The other design features lines that look like arrows pointing in various directions, which resemble bird tracks. “It’s a nod to the landscape of the surrounding area,” Marill says.
The designs aren’t unique to this mural, Marill says.
For the past year, Marill says, she’s been creating these patterns based on tantric meditative techniques. Both were featured in her work for the recent “Tell Me Why” exhibition at Lisa Sette Gallery. For that show, Marill coupled one small painting with each design with a small brass bowl filled with sage, which was placed on a small shelf just below eye level.
Marill has painted several murals in metro Phoenix, including her giant swirl of color blocks called For the Love of Color, which graces a south-facing wall at ASU Art Museum’s Project Space in Roosevelt Row. That’s where Marill and her husband, fellow artist Matthew Moore, purchased the building in 2011, which became the Combine Studios used for ASU Art Museum’s international artist residency program. Recently they sold the building, and Marill moved into a new studio space.
Before development forced Roosevelt Growhouse to relocate from Sixth Street to the former Knipe House property, the Roosevelt GROWop Boutique featured a Marill mural comprising dark green silhouettes of garden tools and other objects. Her mural paying homage to street artist Margaret Kilgallen is located on the southeast corner of Roosevelt and Second streets.
Her larger body of work includes varied imagery, from houseplants to kinetic sculpture inspired by renowned artist Alexander Calder. Birds are a favorite subject because of the patterns of their feathers, Marill says. Recently, Marill launched a line of fashion accessories called PunkWasp, starting with necklaces and bandannas.
EXPANDCarrie Marill painting her cactus wren library mural. Lynn Trimble
“Sometimes people can’t see the bridge between my bodies of work,” Marill says. “It’s all about the pattern.”
Marill got her latest mural commission last fall, after Scottsdale Public Art decided the library needed a work of public art, Vaughan-Brubaker says. That happened, he says, after someone from the City’s parks and recreation department contacted Donna Isaac, director for Scottsdale Public Art, and noted that Palomino was the only Scottsdale Public Library branch without a work of public art.

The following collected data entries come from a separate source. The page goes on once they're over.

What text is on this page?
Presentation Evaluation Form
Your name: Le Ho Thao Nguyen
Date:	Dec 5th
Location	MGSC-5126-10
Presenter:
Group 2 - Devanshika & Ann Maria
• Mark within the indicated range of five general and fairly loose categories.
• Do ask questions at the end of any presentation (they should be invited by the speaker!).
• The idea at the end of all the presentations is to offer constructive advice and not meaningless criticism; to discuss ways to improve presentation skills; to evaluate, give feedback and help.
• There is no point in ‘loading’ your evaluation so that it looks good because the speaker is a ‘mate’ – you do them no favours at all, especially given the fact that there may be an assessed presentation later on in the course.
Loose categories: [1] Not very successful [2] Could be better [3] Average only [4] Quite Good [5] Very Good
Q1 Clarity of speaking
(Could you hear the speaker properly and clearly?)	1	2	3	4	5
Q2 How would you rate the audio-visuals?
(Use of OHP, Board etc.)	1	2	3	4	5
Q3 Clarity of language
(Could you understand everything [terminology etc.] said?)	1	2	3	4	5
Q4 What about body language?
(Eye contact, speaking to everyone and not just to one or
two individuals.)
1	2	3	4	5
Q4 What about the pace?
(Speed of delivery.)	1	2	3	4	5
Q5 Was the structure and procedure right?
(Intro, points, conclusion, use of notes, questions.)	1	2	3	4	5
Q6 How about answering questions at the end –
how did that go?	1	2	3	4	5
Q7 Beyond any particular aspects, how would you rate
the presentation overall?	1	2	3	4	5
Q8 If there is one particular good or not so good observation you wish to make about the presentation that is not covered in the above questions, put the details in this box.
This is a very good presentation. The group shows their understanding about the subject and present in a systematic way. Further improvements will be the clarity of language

Scottsdale Civic Center Library, for example, has a giant plume-style pen sculpture near its entrance. It’s also home to a gallery space, where the current “Bird Cloud Island” exhibition features Phoenix artist Koryn Woodward Wasson’s take on a Midcentury Modern hotel.
“We already had a pool of mural artists put together,” Vaughan-Brubaker says. “So we did a selection panel, and they pitched Carrie.” The panel included community members and library staff, as well as artist Christopher Jagmin, Vaughan-Brubaker says.

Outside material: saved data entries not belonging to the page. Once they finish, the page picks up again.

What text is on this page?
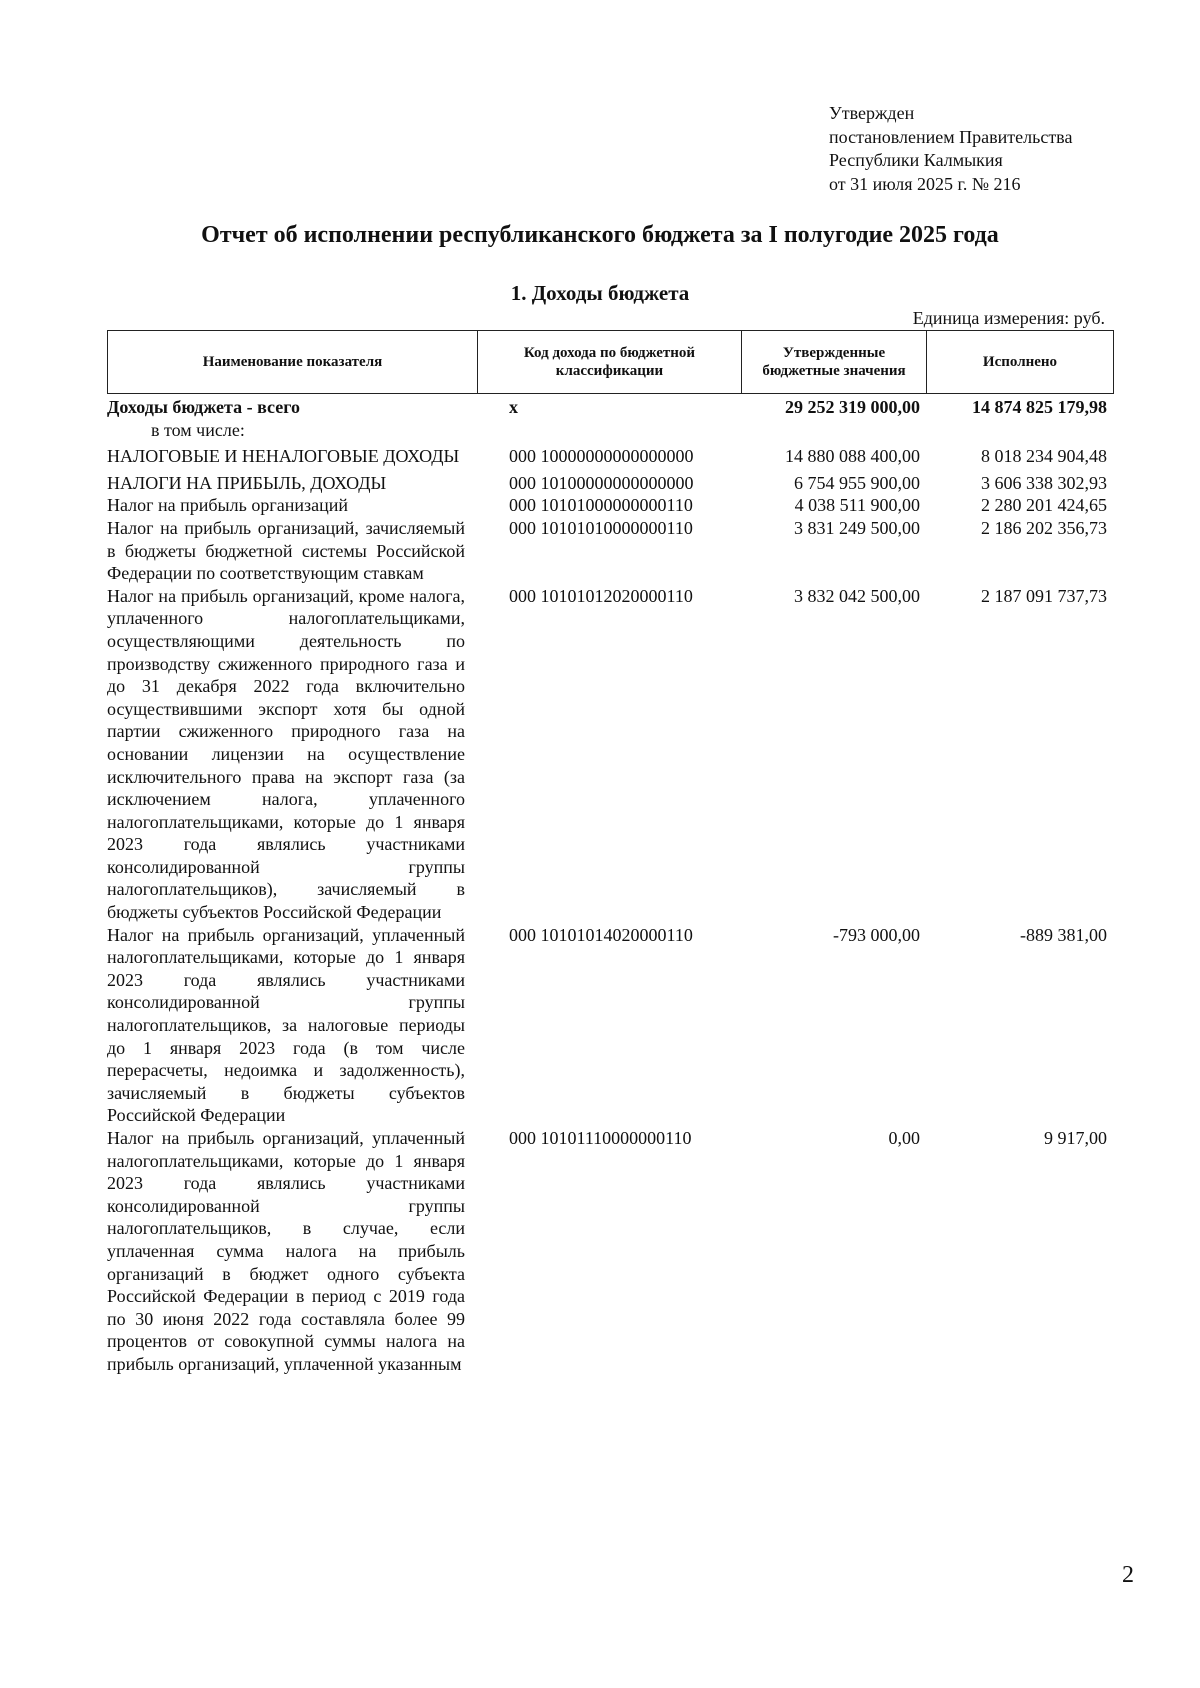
Утвержден
постановлением Правительства
Республики Калмыкия
от 31 июля 2025 г. № 216
Отчет об исполнении республиканского бюджета за I полугодие 2025 года
1. Доходы бюджета
Единица измерения: руб.
Наименование показателя	Код дохода по бюджетной классификации	Утвержденные бюджетные значения	Исполнено
Доходы бюджета - всего	x	29 252 319 000,00	14 874 825 179,98
в том числе:			
НАЛОГОВЫЕ И НЕНАЛОГОВЫЕ ДОХОДЫ	000 10000000000000000	14 880 088 400,00	8 018 234 904,48
НАЛОГИ НА ПРИБЫЛЬ, ДОХОДЫ	000 10100000000000000	6 754 955 900,00	3 606 338 302,93
Налог на прибыль организаций	000 10101000000000110	4 038 511 900,00	2 280 201 424,65
Налог на прибыль организаций, зачисляемый в бюджеты бюджетной системы Российской Федерации по соответствующим ставкам	000 10101010000000110	3 831 249 500,00	2 186 202 356,73
Налог на прибыль организаций, кроме налога, уплаченного налогоплательщиками, осуществляющими деятельность по производству сжиженного природного газа и до 31 декабря 2022 года включительно осуществившими экспорт хотя бы одной партии сжиженного природного газа на основании лицензии на осуществление исключительного права на экспорт газа (за исключением налога, уплаченного налогоплательщиками, которые до 1 января 2023 года являлись участниками консолидированной группы налогоплательщиков), зачисляемый в бюджеты субъектов Российской Федерации	000 10101012020000110	3 832 042 500,00	2 187 091 737,73
Налог на прибыль организаций, уплаченный налогоплательщиками, которые до 1 января 2023 года являлись участниками консолидированной группы налогоплательщиков, за налоговые периоды до 1 января 2023 года (в том числе перерасчеты, недоимка и задолженность), зачисляемый в бюджеты субъектов Российской Федерации	000 10101014020000110	-793 000,00	-889 381,00
Налог на прибыль организаций, уплаченный налогоплательщиками, которые до 1 января 2023 года являлись участниками консолидированной группы налогоплательщиков, в случае, если уплаченная сумма налога на прибыль организаций в бюджет одного субъекта Российской Федерации в период с 2019 года по 30 июня 2022 года составляла более 99 процентов от совокупной суммы налога на прибыль организаций, уплаченной указанным	000 10101110000000110	0,00	9 917,00
2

EXPANDPalomino Library in Scottsdale, site of Carrie Marill’s new cactus wren mural. Lynn Trimble
Scottsdale Public Art has previously commissioned several murals, including one painted by JB Snyder at the Scottsdale Quarter in June 2016. For Canal Convergence 2017, it selected Isaac Caruso and Ashley Macias to paint murals along a portion of the Arizona Canal at the Scottsdale Waterfront.
Scottsdale Public Art officials reached out to Marill, who submitted a proposal with her design. But work didn’t start right way, because an adjacent school, Desert Mountain High School, also uses the library. And they wanted to wait until school was out, so the work wouldn’t disrupt the students.

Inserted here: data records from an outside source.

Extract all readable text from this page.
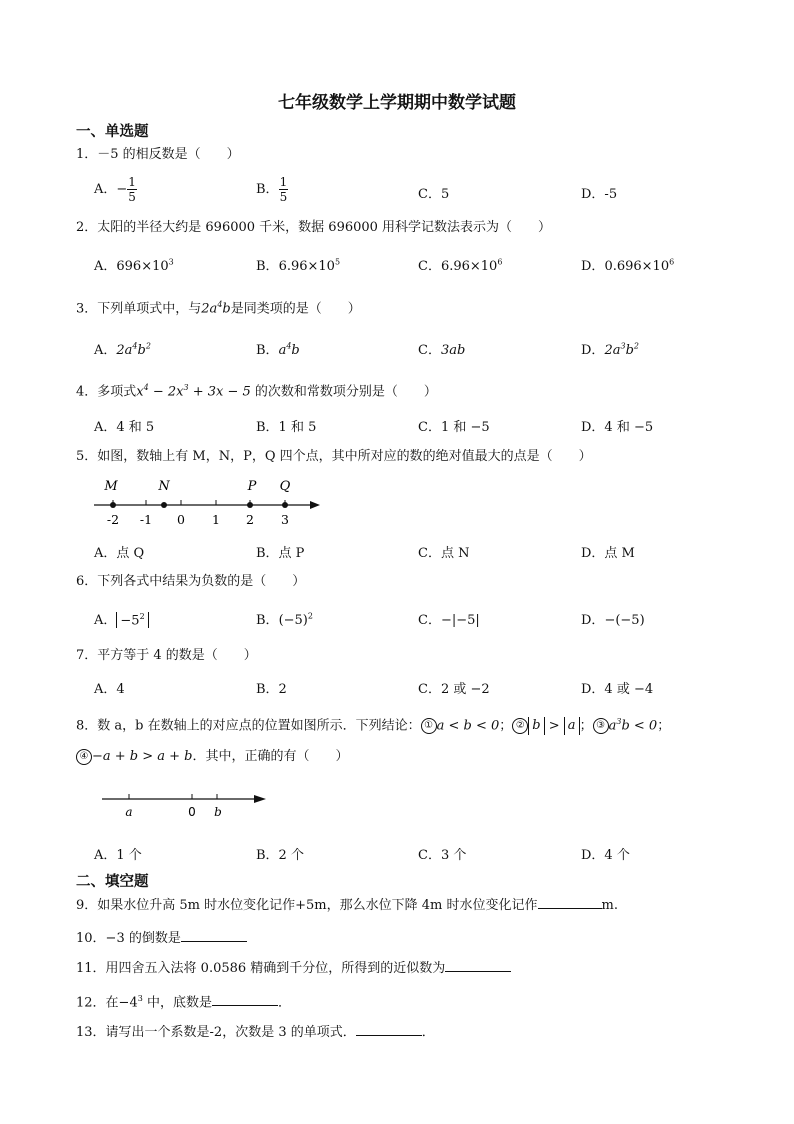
七年级数学上学期期中数学试题
一、单选题
1．－5 的相反数是（　　）
A．− $\frac{1}{5}$	B． $\frac{1}{5}$	C．5	D．-5
2．太阳的半径大约是 696000 千米，数据 696000 用科学记数法表示为（　　）
A．$696\times 10^3$	B．$6.96\times 10^5$	C．$6.96\times 10^6$	D．$0.696\times 10^6$
3．下列单项式中，与$2a^4b$是同类项的是（　　）
A．$2a^4b^2$	B．$a^4b$	C．3ab	D．$2a^3b^2$
4．多项式$x^4 - 2x^3 + 3x - 5$ 的次数和常数项分别是（　　）
A．4 和 5	B．1 和 5	C．1 和 −5	D．4 和 −5
5．如图，数轴上有 M，N，P，Q 四个点，其中所对应的数的绝对值最大的点是（　　）
M	N	P Q
-2 -1 0 1 2 3
A．点 Q	B．点 P	C．点 N	D．点 M
6．下列各式中结果为负数的是（　　）
A． $-5^2$	B．$(-5)^2$	C．−|−5|	D．−(−5)
7．平方等于 4 的数是（　　）
A．4	B．2	C．2 或 −2	D．4 或 −4
8．数 a，b 在数轴上的对应点的位置如图所示．下列结论： ① a < b < 0； ② b > a ； ③ $a^3b < 0$；
④ −a + b > a + b．其中，正确的有（　　）
a	0 b
A．1 个	B．2 个	C．3 个	D．4 个
二、填空题
9．如果水位升高 5m 时水位变化记作+5m，那么水位下降 4m 时水位变化记作	m.
10．−3 的倒数是
11．用四舍五入法将 0.0586 精确到千分位，所得到的近似数为
12．在$-4^3$ 中，底数是	．
13．请写出一个系数是-2，次数是 3 的单项式．	．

Marill, a self-described bibliophile, says she’s excited to be working in a library. She’s even taken notice of the types of books shelved near the left portion of the wall. That’s where Marill started work on a section of arrow-type designs Saturday morning. Some mirror her own personal interests, from comic books to meditative practice.
She’s also glad that several of the young girls who visited the library while she was painting circled round to watch her work, and ask questions. “It’s important that they see someone working and making art, and that they know they can do it.”
But there’s another message Marill hopes they see in her work. “The arrows point in all directions,” she says. “You can go any direction you want with your life.”